(Reuters) - OxyContin maker Purdue Pharma LP and its owners, the Sackler family, are in discussion to settle more than 2,000 opioid lawsuits against the company for $10 billion to $12 billion, two people familiar with the matter said on Tuesday.
Purdue is among several drugmakers and distributors that have been sued for fueling an opioid addiction crisis in the United States, which claimed 400,000 lives from 1999 to 2017, according to the U.S. Centers for Disease Control and Prevention.
The lawsuits have accused the Stamford, Connecticut-based Purdue Pharma of aggressively marketing prescription opioids while misleading prescribers and consumers about risks from their prolonged use. Purdue and the Sacklers have denied the allegations.
Purdue said it was actively working with state attorneys general and other plaintiffs to reach a resolution, without specifying a settlement amount.
There is currently no agreement and the settlement discussions could collapse, the sources said.
Representatives for Purdue and the Sackler family held discussions with cities, counties and states on the contours of the potential multibillion-dollar settlement last week in Cleveland, said a person familiar with the matter.
During the meeting, Purdue outlined a plan to file for Chapter 11 bankruptcy protection as a mechanism for implementing the settlement, which the company hopes will address the lawsuits, the person said.
The Sacklers would cede control of Purdue under the settlement terms discussed last week, the person said.
All the parties face a Friday deadline to update a federal judge on the status of the negotiations, the person said.
The company has said the U.S. Food and Drug Administration approved labels for OxyContin that warned about risk and abuse associated with treating pain. The Sacklers have argued they were passive board members who approved routine management requests rather than micromanaging the marketing of OxyContin.
The settlement offer was first reported by NBC. Paul Hanly, a lead attorney for the plaintiffs, in an email, replied only “Made up. Ridiculous,” when asked to confirm NBC’s report. Asked to clarify after Reuters confirmed the report, he did not respond.
Representatives for the Sackler family declined to comment and a representative for the state attorneys general did not immediately respond to a request for comment.
The plan under discussion envisions Purdue restructuring into a for-profit “public benefit trust” that would last for at least a decade, one of the people familiar with the matter said.
Purdue would contribute between $7 billion and $8 billion to the trust, with some of the money coming from the sales of its drugs, including those that combat opioid overdoses, the person said. Additional payments would come from the company’s cash and insurance policies, the person said. Three experts would be approved by a bankruptcy judge as trustees who would select board members to run the trust, this person said.
The Sackler family, which has amassed an estimated $13 billion fortune over the years, is also weighing a possible sale of another pharmaceutical firm it owns called Mundipharma, with some of the proceeds potentially going toward the settlement under discussion, the person said.
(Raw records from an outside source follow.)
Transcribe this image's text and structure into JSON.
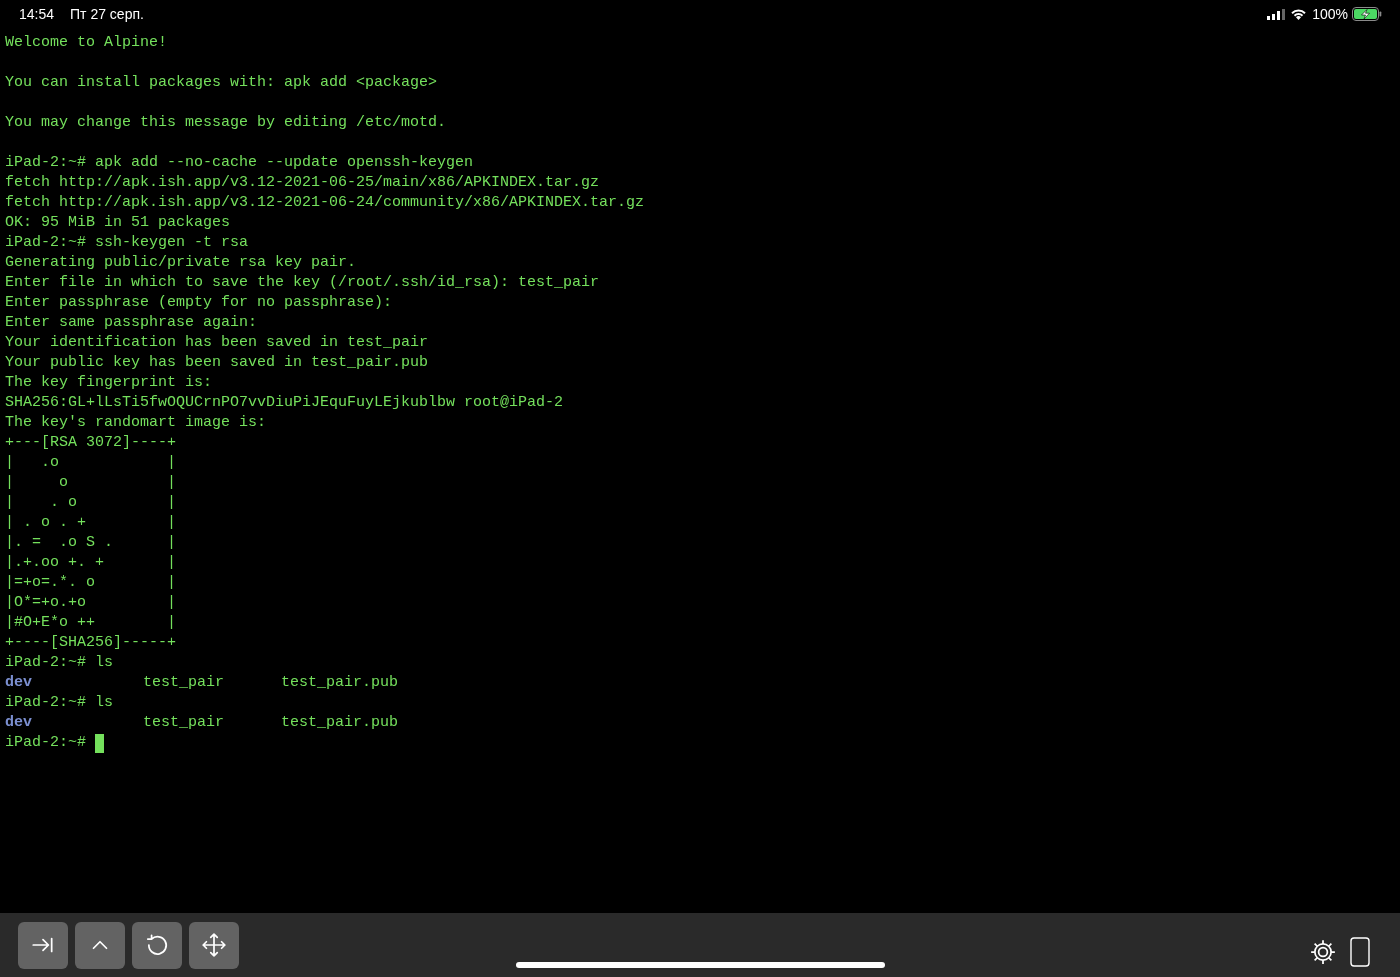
{
  "status_bar": {
    "time": "14:54",
    "date": "Пт 27 серп.",
    "battery": "100%",
    "charging": true
  },
  "terminal": {
    "lines": [
      {
        "kind": "text",
        "text": "Welcome to Alpine!"
      },
      {
        "kind": "blank"
      },
      {
        "kind": "text",
        "text": "You can install packages with: apk add <package>"
      },
      {
        "kind": "blank"
      },
      {
        "kind": "text",
        "text": "You may change this message by editing /etc/motd."
      },
      {
        "kind": "blank"
      },
      {
        "kind": "text",
        "text": "iPad-2:~# apk add --no-cache --update openssh-keygen"
      },
      {
        "kind": "text",
        "text": "fetch http://apk.ish.app/v3.12-2021-06-25/main/x86/APKINDEX.tar.gz"
      },
      {
        "kind": "text",
        "text": "fetch http://apk.ish.app/v3.12-2021-06-24/community/x86/APKINDEX.tar.gz"
      },
      {
        "kind": "text",
        "text": "OK: 95 MiB in 51 packages"
      },
      {
        "kind": "text",
        "text": "iPad-2:~# ssh-keygen -t rsa"
      },
      {
        "kind": "text",
        "text": "Generating public/private rsa key pair."
      },
      {
        "kind": "text",
        "text": "Enter file in which to save the key (/root/.ssh/id_rsa): test_pair"
      },
      {
        "kind": "text",
        "text": "Enter passphrase (empty for no passphrase):"
      },
      {
        "kind": "text",
        "text": "Enter same passphrase again:"
      },
      {
        "kind": "text",
        "text": "Your identification has been saved in test_pair"
      },
      {
        "kind": "text",
        "text": "Your public key has been saved in test_pair.pub"
      },
      {
        "kind": "text",
        "text": "The key fingerprint is:"
      },
      {
        "kind": "text",
        "text": "SHA256:GL+lLsTi5fwOQUCrnPO7vvDiuPiJEquFuyLEjkublbw root@iPad-2"
      },
      {
        "kind": "text",
        "text": "The key's randomart image is:"
      },
      {
        "kind": "text",
        "text": "+---[RSA 3072]----+"
      },
      {
        "kind": "text",
        "text": "|   .o            |"
      },
      {
        "kind": "text",
        "text": "|     o           |"
      },
      {
        "kind": "text",
        "text": "|    . o          |"
      },
      {
        "kind": "text",
        "text": "| . o . +         |"
      },
      {
        "kind": "text",
        "text": "|. =  .o S .      |"
      },
      {
        "kind": "text",
        "text": "|.+.oo +. +       |"
      },
      {
        "kind": "text",
        "text": "|=+o=.*. o        |"
      },
      {
        "kind": "text",
        "text": "|O*=+o.+o         |"
      },
      {
        "kind": "text",
        "text": "|#O+E*o ++        |"
      },
      {
        "kind": "text",
        "text": "+----[SHA256]-----+"
      },
      {
        "kind": "text",
        "text": "iPad-2:~# ls"
      },
      {
        "kind": "listing",
        "cells": [
          {
            "kind": "directory",
            "text": "dev"
          },
          {
            "kind": "file",
            "text": "test_pair"
          },
          {
            "kind": "file",
            "text": "test_pair.pub"
          }
        ]
      },
      {
        "kind": "text",
        "text": "iPad-2:~# ls"
      },
      {
        "kind": "listing",
        "cells": [
          {
            "kind": "directory",
            "text": "dev"
          },
          {
            "kind": "file",
            "text": "test_pair"
          },
          {
            "kind": "file",
            "text": "test_pair.pub"
          }
        ]
      },
      {
        "kind": "prompt",
        "text": "iPad-2:~#",
        "cursor": true
      }
    ]
  },
  "toolbar": {
    "buttons": [
      {
        "kind": "tab"
      },
      {
        "kind": "control"
      },
      {
        "kind": "escape"
      },
      {
        "kind": "arrows"
      }
    ]
  }
}
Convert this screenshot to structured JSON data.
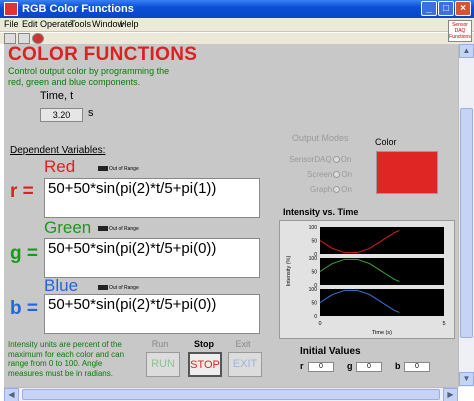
{
  "window": {
    "title": "RGB Color Functions",
    "min": "_",
    "max": "□",
    "close": "×"
  },
  "menu": [
    "File",
    "Edit",
    "Operate",
    "Tools",
    "Window",
    "Help"
  ],
  "logo_text": "Sensor DAQ Functions",
  "heading": "COLOR FUNCTIONS",
  "description": "Control output color by programming the red, green and blue components.",
  "time": {
    "label": "Time, t",
    "value": "3.20",
    "unit": "s"
  },
  "dependent_label": "Dependent Variables:",
  "out_of_range": "Out of Range",
  "channels": [
    {
      "name": "Red",
      "symbol": "r =",
      "formula": "50+50*sin(pi(2)*t/5+pi(1))",
      "color": "#e02020"
    },
    {
      "name": "Green",
      "symbol": "g =",
      "formula": "50+50*sin(pi(2)*t/5+pi(0))",
      "color": "#1a9a1a"
    },
    {
      "name": "Blue",
      "symbol": "b =",
      "formula": "50+50*sin(pi(2)*t/5+pi(0))",
      "color": "#2266dd"
    }
  ],
  "note": "Intensity units are percent of the maximum for each color and can range from 0 to 100. Angle measures must be in radians.",
  "controls": [
    {
      "label": "Run",
      "button": "RUN",
      "label_color": "#888888",
      "text_color": "#8fc28f",
      "active": false
    },
    {
      "label": "Stop",
      "button": "STOP",
      "label_color": "#000000",
      "text_color": "#e02020",
      "active": true
    },
    {
      "label": "Exit",
      "button": "EXIT",
      "label_color": "#888888",
      "text_color": "#9fb4d8",
      "active": false
    }
  ],
  "output_modes": {
    "title": "Output Modes",
    "items": [
      {
        "label": "SensorDAQ",
        "state": "On"
      },
      {
        "label": "Screen",
        "state": "On"
      },
      {
        "label": "Graph",
        "state": "On"
      }
    ]
  },
  "color_label": "Color",
  "color_value": "#e02525",
  "initial_values": {
    "title": "Initial Values",
    "r": "0",
    "g": "0",
    "b": "0",
    "r_label": "r",
    "g_label": "g",
    "b_label": "b"
  },
  "chart_data": {
    "type": "line",
    "title": "Intensity vs. Time",
    "xlabel": "Time (s)",
    "ylabel": "Intensity (%)",
    "xlim": [
      0,
      5
    ],
    "x_ticks": [
      "0",
      "5"
    ],
    "y_ticks": [
      "100",
      "50",
      "0"
    ],
    "panels": [
      {
        "name": "Red",
        "color": "#e02020",
        "x": [
          0,
          0.5,
          1,
          1.5,
          2,
          2.5,
          3,
          3.2
        ],
        "y": [
          50,
          20.6,
          4.9,
          4.9,
          20.6,
          50,
          79.4,
          86.8
        ]
      },
      {
        "name": "Green",
        "color": "#3aa83a",
        "x": [
          0,
          0.5,
          1,
          1.5,
          2,
          2.5,
          3,
          3.2
        ],
        "y": [
          50,
          79.4,
          95.1,
          95.1,
          79.4,
          50,
          20.6,
          13.2
        ]
      },
      {
        "name": "Blue",
        "color": "#3a78e0",
        "x": [
          0,
          0.5,
          1,
          1.5,
          2,
          2.5,
          3,
          3.2
        ],
        "y": [
          50,
          79.4,
          95.1,
          95.1,
          79.4,
          50,
          20.6,
          13.2
        ]
      }
    ]
  }
}
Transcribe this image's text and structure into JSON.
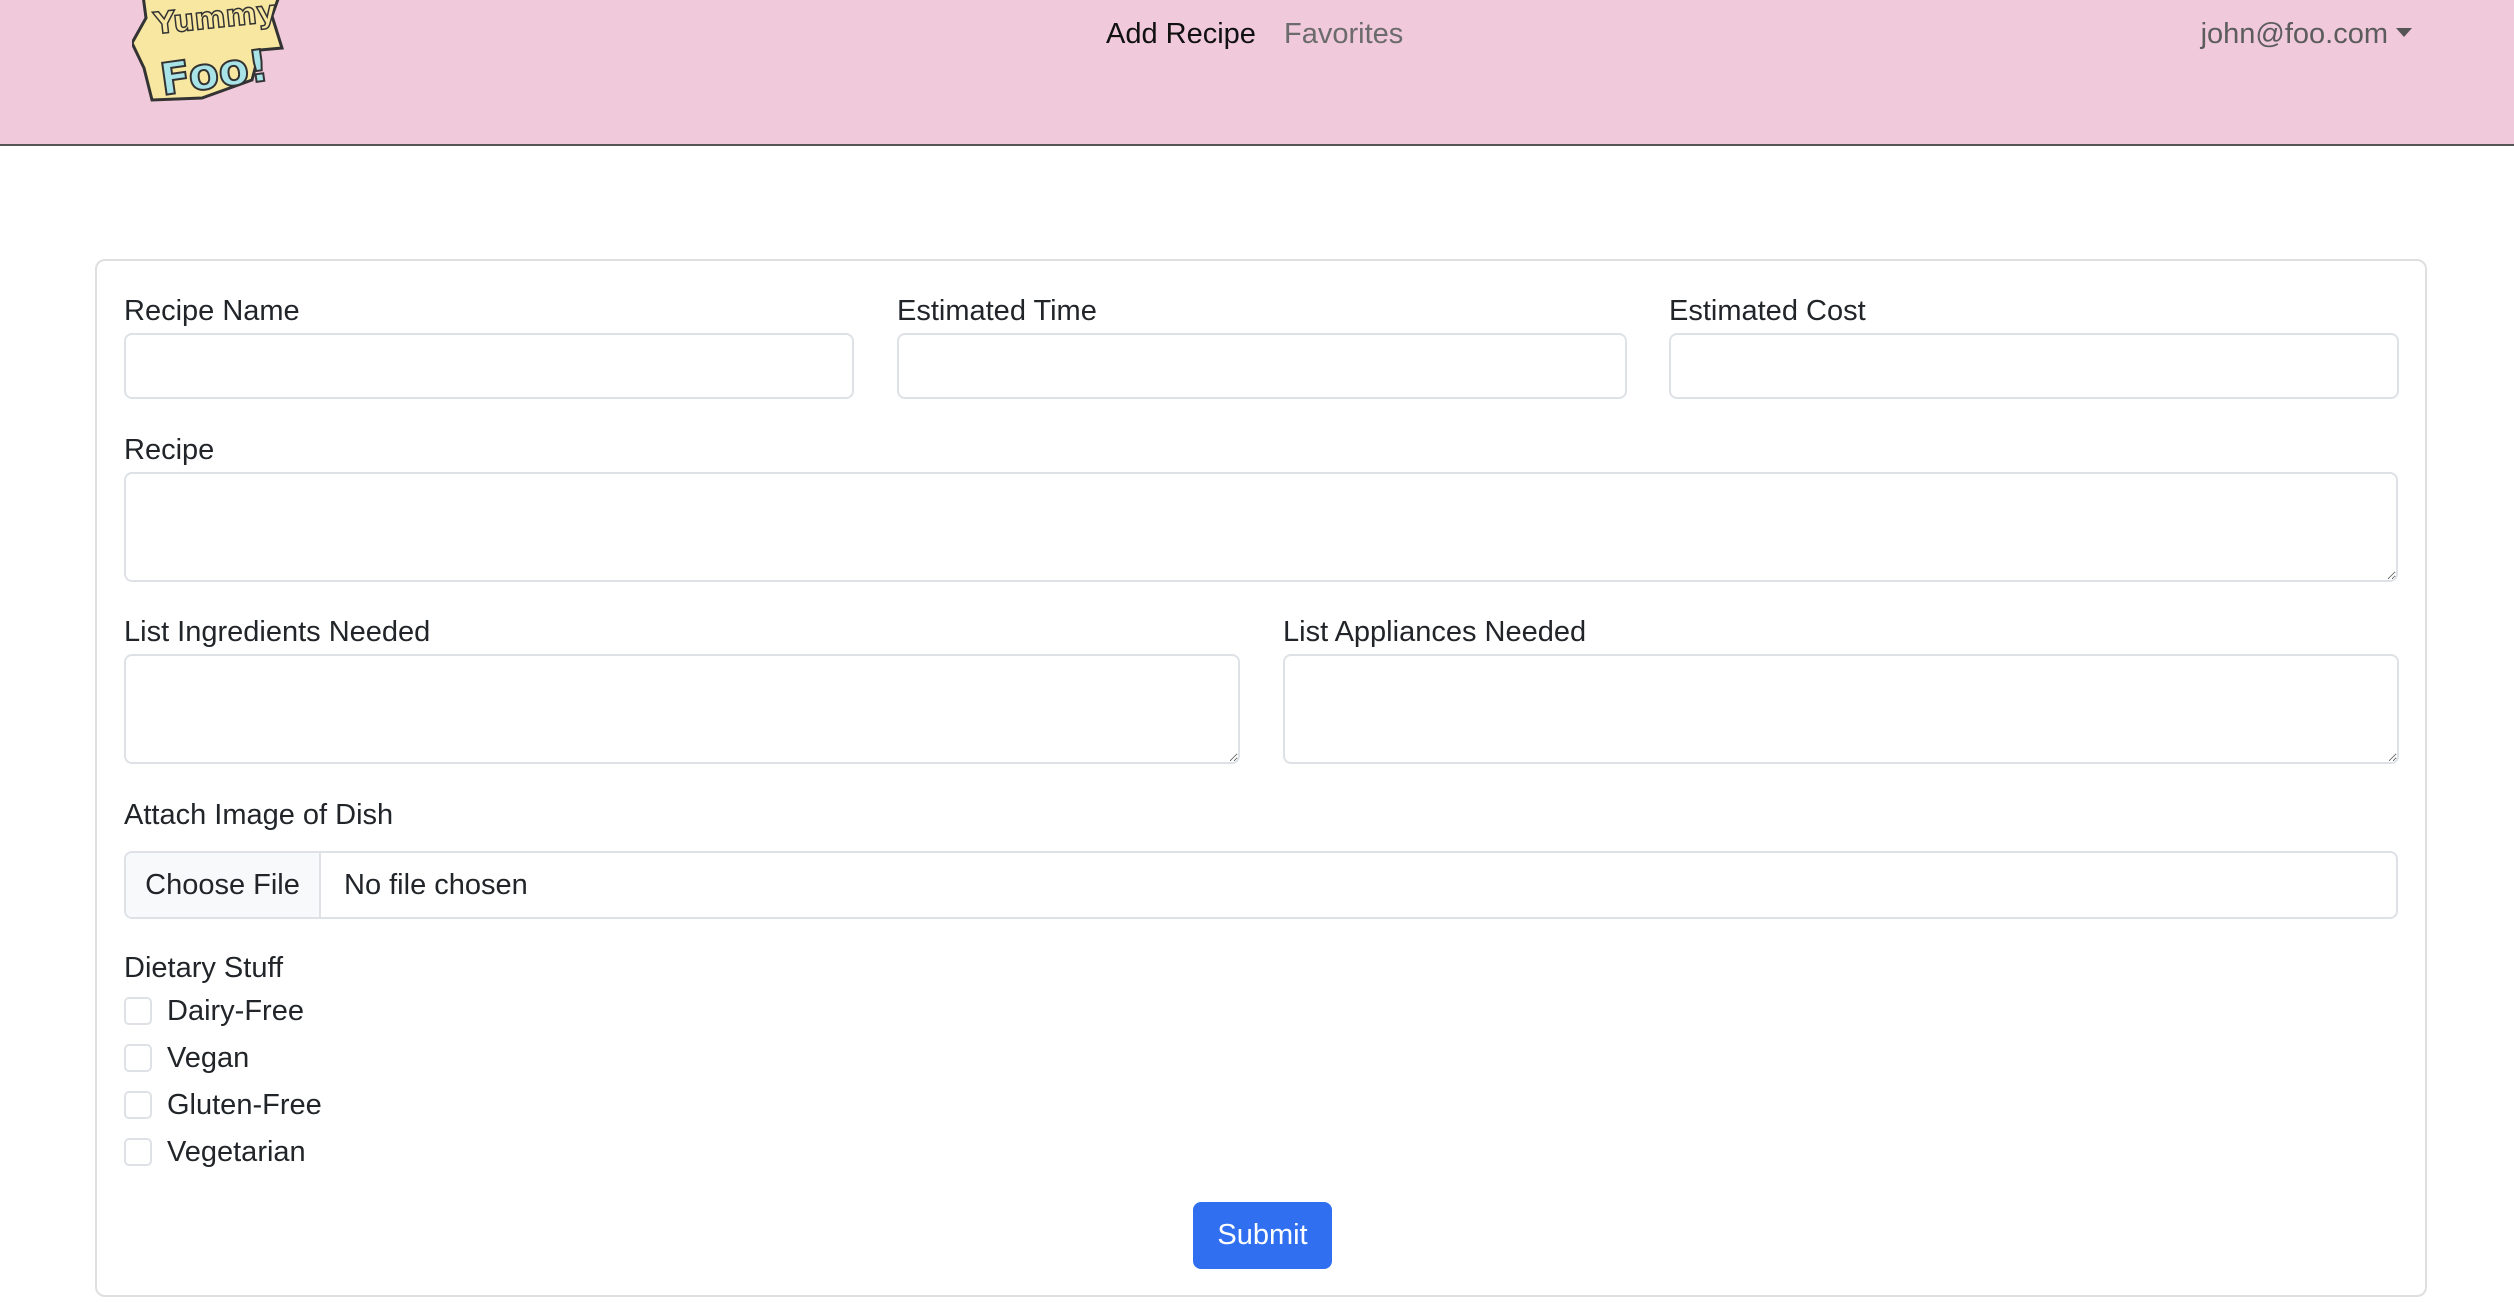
{
  "navbar": {
    "logo_text_top": "Yummy",
    "logo_text_bottom": "Foo!",
    "links": {
      "add_recipe": "Add Recipe",
      "favorites": "Favorites"
    },
    "user_email": "john@foo.com",
    "background": "#f0c9db"
  },
  "form": {
    "recipe_name": {
      "label": "Recipe Name",
      "value": ""
    },
    "estimated_time": {
      "label": "Estimated Time",
      "value": ""
    },
    "estimated_cost": {
      "label": "Estimated Cost",
      "value": ""
    },
    "recipe": {
      "label": "Recipe",
      "value": ""
    },
    "ingredients": {
      "label": "List Ingredients Needed",
      "value": ""
    },
    "appliances": {
      "label": "List Appliances Needed",
      "value": ""
    },
    "image": {
      "label": "Attach Image of Dish",
      "button": "Choose File",
      "status": "No file chosen"
    },
    "dietary": {
      "label": "Dietary Stuff",
      "options": [
        {
          "label": "Dairy-Free",
          "checked": false
        },
        {
          "label": "Vegan",
          "checked": false
        },
        {
          "label": "Gluten-Free",
          "checked": false
        },
        {
          "label": "Vegetarian",
          "checked": false
        }
      ]
    },
    "submit_label": "Submit",
    "accent": "#2f6ff0"
  }
}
The settlement terms contemplate the Sacklers initially contributing $3 billion.
David Sackler, one of a handful of family members who previously sat on Purdue’s board, has taken on a significant role in the recent discussions, which included at least 10 state attorneys general, the person said.
Purdue is set on Oct. 21, along with several other drug manufacturers and distributors, to face the first trial to result from federal court proceedings that have consolidated around 2,000 lawsuits brought largely by local governments accusing the companies of fueling the epidemic.
Other companies set to face trial include drugmakers Teva Pharmaceutical Industries Ltd and Johnson & Johnson and drug distributors McKesson Corp, Cardinal Health Inc and AmerisourceBergen Corp.
U.S. District Judge Dan Polster in Cleveland, Ohio, who oversees the lawsuits, has been pushing for settlements that could “do something meaningful to abate this crisis.”
Purdue, the Sacklers and the communities involved face high-stakes negotiations and Purdue has been preparing for filing for bankruptcy protection in case it cannot reach an agreement.
Going into Chapter 11 would give Purdue the exclusive right for several months to propose a reorganization plan, which if approved by a U.S. bankruptcy judge could be forced on any local governments that decide to hold out.
Some state attorneys general have said they will resist any attempt by Purdue to use bankruptcy.
New York Attorney General Letitia James subpoenaed Wall Street banks, Purdue corporate entities and family offices in mid-August for records related to the Sackler family’s finances, according to court records.
In a letter to a judge and an earlier lawsuit, her office characterized payouts to the Sacklers from Purdue as fraudulent conveyances, a legal designation for clawing back money during bankruptcy proceedings.
“The opioid epidemic has ravaged American communities for over a decade, while a single family has made billions profiting from death and destruction,” James said in a statement. “We won’t let up until we have delivered justice.”
A lawyer representing the Sackler family said in a statement that the New York attorney general’s “current claims are without merit and the subpoenas are improper.”